I write as a call to everyone not to feel overwhelmed by the enormity of the current refugee crisis, but to focus on the little things that we as individuals can do – by Kirsty Carter
It’s been two weeks since I returned from northern Greece where I had the opportunity to volunteer in two refugee camps, Kalochori and Sindos, both run by the Greek military. I was there for only a week, working with Nurture Project International.
* Please note that names have been changed in this article for privacy.
When I arrived in Greece, I spent the first few days feeling somewhat frustrated at bureaucracy and a general feeling of having our hands tied in certain situations.
There was the example of Nour*, the young mother who had just given birth to her first baby less than three weeks before I met her, at 34 weeks gestation. The baby had been born in hospital and was still in-house, but the most shocking thing to me was that the mother had not even touched or held her baby yet, and was having to adhere to “visiting hours” of one hour twice daily.
Given that Nour was in the camp, visits more than once a day were impossible, and even that was not being achieved. Despite having the involvement of several people from different organizations, trying to communicate with the hospital, Nour still hadn’t held her baby by the time I left Greece, and it wasn’t clear to anyone whether the breastmilk she had been expressing in the camp was being given to the baby.
Both times I saw Nour, she looked worn out and sad, to be expected given her situation.
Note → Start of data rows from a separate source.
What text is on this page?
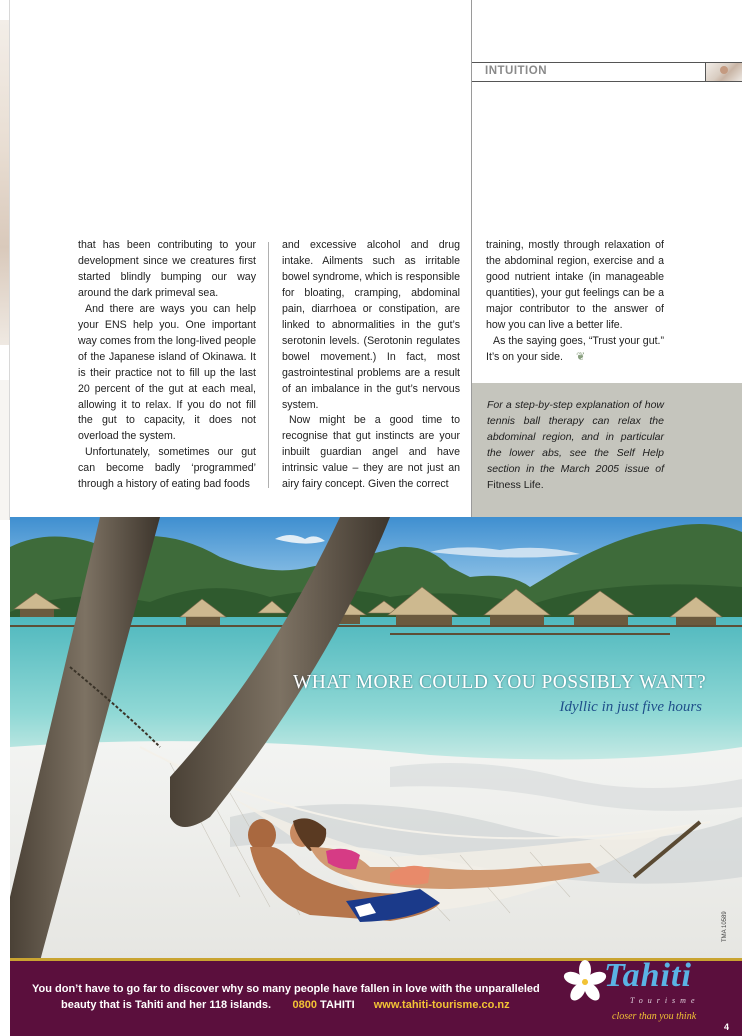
INTUITION

that has been contributing to your development since we creatures first started blindly bumping our way around the dark primeval sea.

And there are ways you can help your ENS help you. One important way comes from the long-lived people of the Japanese island of Okinawa. It is their practice not to fill up the last 20 percent of the gut at each meal, allowing it to relax. If you do not fill the gut to capacity, it does not overload the system.

Unfortunately, sometimes our gut can become badly ‘programmed’ through a history of eating bad foods

and excessive alcohol and drug intake. Ailments such as irritable bowel syndrome, which is responsible for bloating, cramping, abdominal pain, diarrhoea or constipation, are linked to abnormalities in the gut’s serotonin levels. (Serotonin regulates bowel movement.) In fact, most gastrointestinal problems are a result of an imbalance in the gut’s nervous system.

Now might be a good time to recognise that gut instincts are your inbuilt guardian angel and have intrinsic value – they are not just an airy fairy concept. Given the correct

training, mostly through relaxation of the abdominal region, exercise and a good nutrient intake (in manageable quantities), your gut feelings can be a major contributor to the answer of how you can live a better life.

As the saying goes, “Trust your gut.” It’s on your side. ❦

For a step-by-step explanation of how tennis ball therapy can relax the abdominal region, and in particular the lower abs, see the Self Help section in the March 2005 issue of Fitness Life.
WHAT MORE COULD YOU POSSIBLY WANT?
Idyllic in just five hours
TMA 10589
You don’t have to go far to discover why so many people have fallen in love with the unparalleled
beauty that is Tahiti and her 118 islands. 0800 TAHITI www.tahiti-tourisme.co.nz
Tahiti
Tourisme
closer than you think
4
It was incredibly frustrating to witness.
And I felt particularly angry and overwhelmed if I stopped and looked around at the camps and remembered that all those people were there, without freedom of movement, waiting in a limbo for who knows how long.
And that’s when I realized that the difference that we can make may seem so small, but it can mean the world to those for whom you’re doing it.
For Nour, she felt the frustration and sadness about not being with her baby, but I know she appreciated having people try to fight the system for her.
For the old lady who came into our container every day, and cried and rocked the breastfeeding demo doll back and forth; she appreciated having someone massage her neck, her hands and give her a hug.
For the kids who came outside the factory building to the cold concrete slab that was their “play area”; they appreciated having some chalk to draw hopscotch, ropes to jump and bubbles to blow into the sunlight.
For the Elbaz* family, who invited me into their home and fed me coffee, tea and hot sandwiches; they appreciated having someone to listen as they told their stories and showed videos and photos, of their journey from Syria to Greece, which they hoped would reach a happy conclusion within a month as they awaited family reunification in Munich, Germany.
For Sayid*, who along with his pregnant wife, had walked with two bags on his back and carrying his son, sometimes in the dark to avoid military along the route, and who had paid 30 times more than a tourist would pay to cross via boat from Turkey to Greece; he appreciated empathetic ears.
For the mothers who came into the tents to bathe their babies in warm, clean water; they appreciated having a safe and cozy space to go with their kids.
And as such, I appreciated having this experience. I felt nothing but graciousness from everyone in the camps and by the time I left Greece I was incredibly positive about the tiny mark that I had left and energized to do more.
The differences that we can make may seem small, but next time you feel an urge to make a difference, or you read an article about this crisis that makes you angry, consider translating it into action. It can make a world of difference to people’s lives and it will truly enrich your own.